To get the ball going, here's a quote from Sheikh Hasina, from an
interview in the Bangladeshi English language paper, the Daily Star:
“They don’t believe in democracy, they believe in criminal
activities. So, their politics is politics of crime,” Hasina told
journalists while visiting the bereaved family of the 30-year-old
blogger at their residence at Pallabi in the capital Saturday afternoon.
“They don’t have any right to do politics in a free Bangladesh, they don’t, they don’t,” Hasina said in a choked voice.
This
would appear to indicate that the government's primary argument for
wishing to ban Jamaat-i-Islaami (henceforth referred to as JI) appears to be the violence that its youth wing, Islami Chhatra Shibir (ICS), has been deploying in its confrontations with the police.

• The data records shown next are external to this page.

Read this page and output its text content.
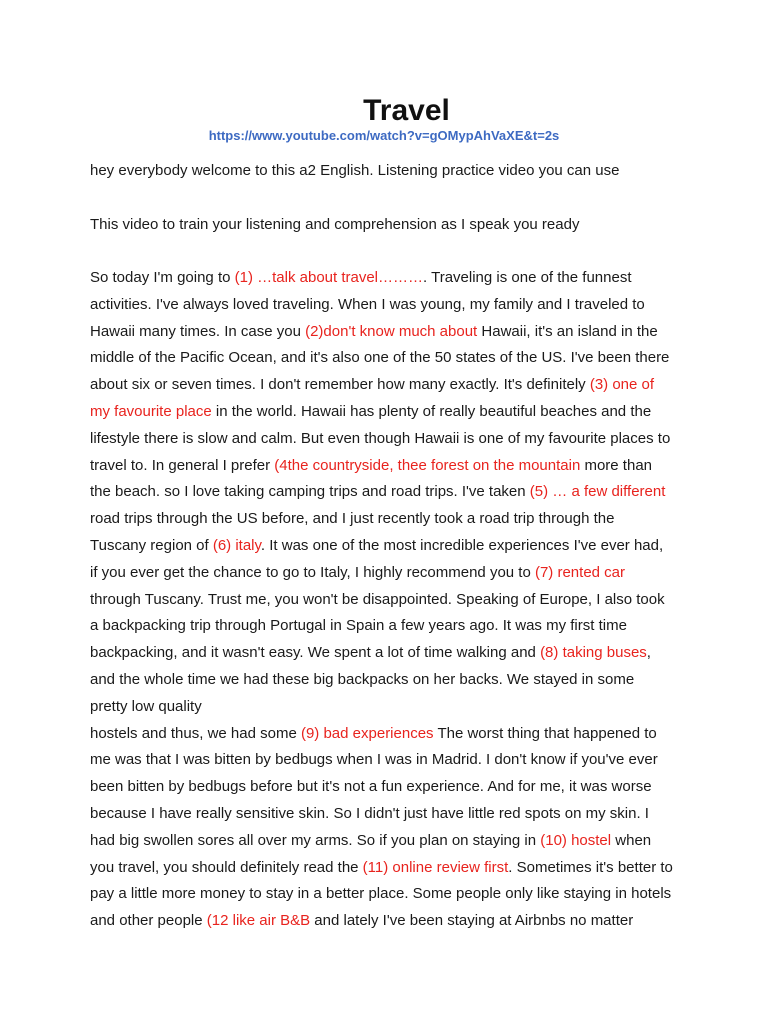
Travel
https://www.youtube.com/watch?v=gOMypAhVaXE&t=2s
hey everybody welcome to this a2 English. Listening practice video you can use
This video to train your listening and comprehension as I speak you ready
So today I'm going to (1) …talk about travel………. Traveling is one of the funnest
activities. I've always loved traveling. When I was young, my family and I traveled to
Hawaii many times. In case you (2)don't know much about Hawaii, it's an island in the
middle of the Pacific Ocean, and it's also one of the 50 states of the US. I've been there
about six or seven times. I don't remember how many exactly. It's definitely (3) one of
my favourite place in the world. Hawaii has plenty of really beautiful beaches and the
lifestyle there is slow and calm. But even though Hawaii is one of my favourite places to
travel to. In general I prefer (4the countryside, thee forest on the mountain more than
the beach. so I love taking camping trips and road trips. I've taken (5) … a few different
road trips through the US before, and I just recently took a road trip through the
Tuscany region of (6) italy. It was one of the most incredible experiences I've ever had,
if you ever get the chance to go to Italy, I highly recommend you to (7) rented car
through Tuscany. Trust me, you won't be disappointed. Speaking of Europe, I also took
a backpacking trip through Portugal in Spain a few years ago. It was my first time
backpacking, and it wasn't easy. We spent a lot of time walking and (8) taking buses,
and the whole time we had these big backpacks on her backs. We stayed in some
pretty low quality
hostels and thus, we had some (9) bad experiences The worst thing that happened to
me was that I was bitten by bedbugs when I was in Madrid. I don't know if you've ever
been bitten by bedbugs before but it's not a fun experience. And for me, it was worse
because I have really sensitive skin. So I didn't just have little red spots on my skin. I
had big swollen sores all over my arms. So if you plan on staying in (10) hostel when
you travel, you should definitely read the (11) online review first. Sometimes it's better to
pay a little more money to stay in a better place. Some people only like staying in hotels
and other people (12 like air B&B and lately I've been staying at Airbnbs no matter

Fingers have now also been pointed at ICS as the prime suspect in the murder
of the Shahbag blogger, Ahmad Rajib Haidar. The problem with this
argument is that JI and ICS do not hold a monopoly on politically
motivated violence in Bangladesh. The student wings of the two major
political parties, the Awami League (AL) and the Bangladesh Nationalist
Party (BNP) are themselves notorious for acts of violence perpetrated against members of other parties' youth wings. To take a recent example, members of the Awami League student wing (BCL) beat and hacked to death Bishwajit Das, a young man who was mistaken for a member of the opposition. The representative of BCL was moreoever quick to blame the opposition student wings for the death.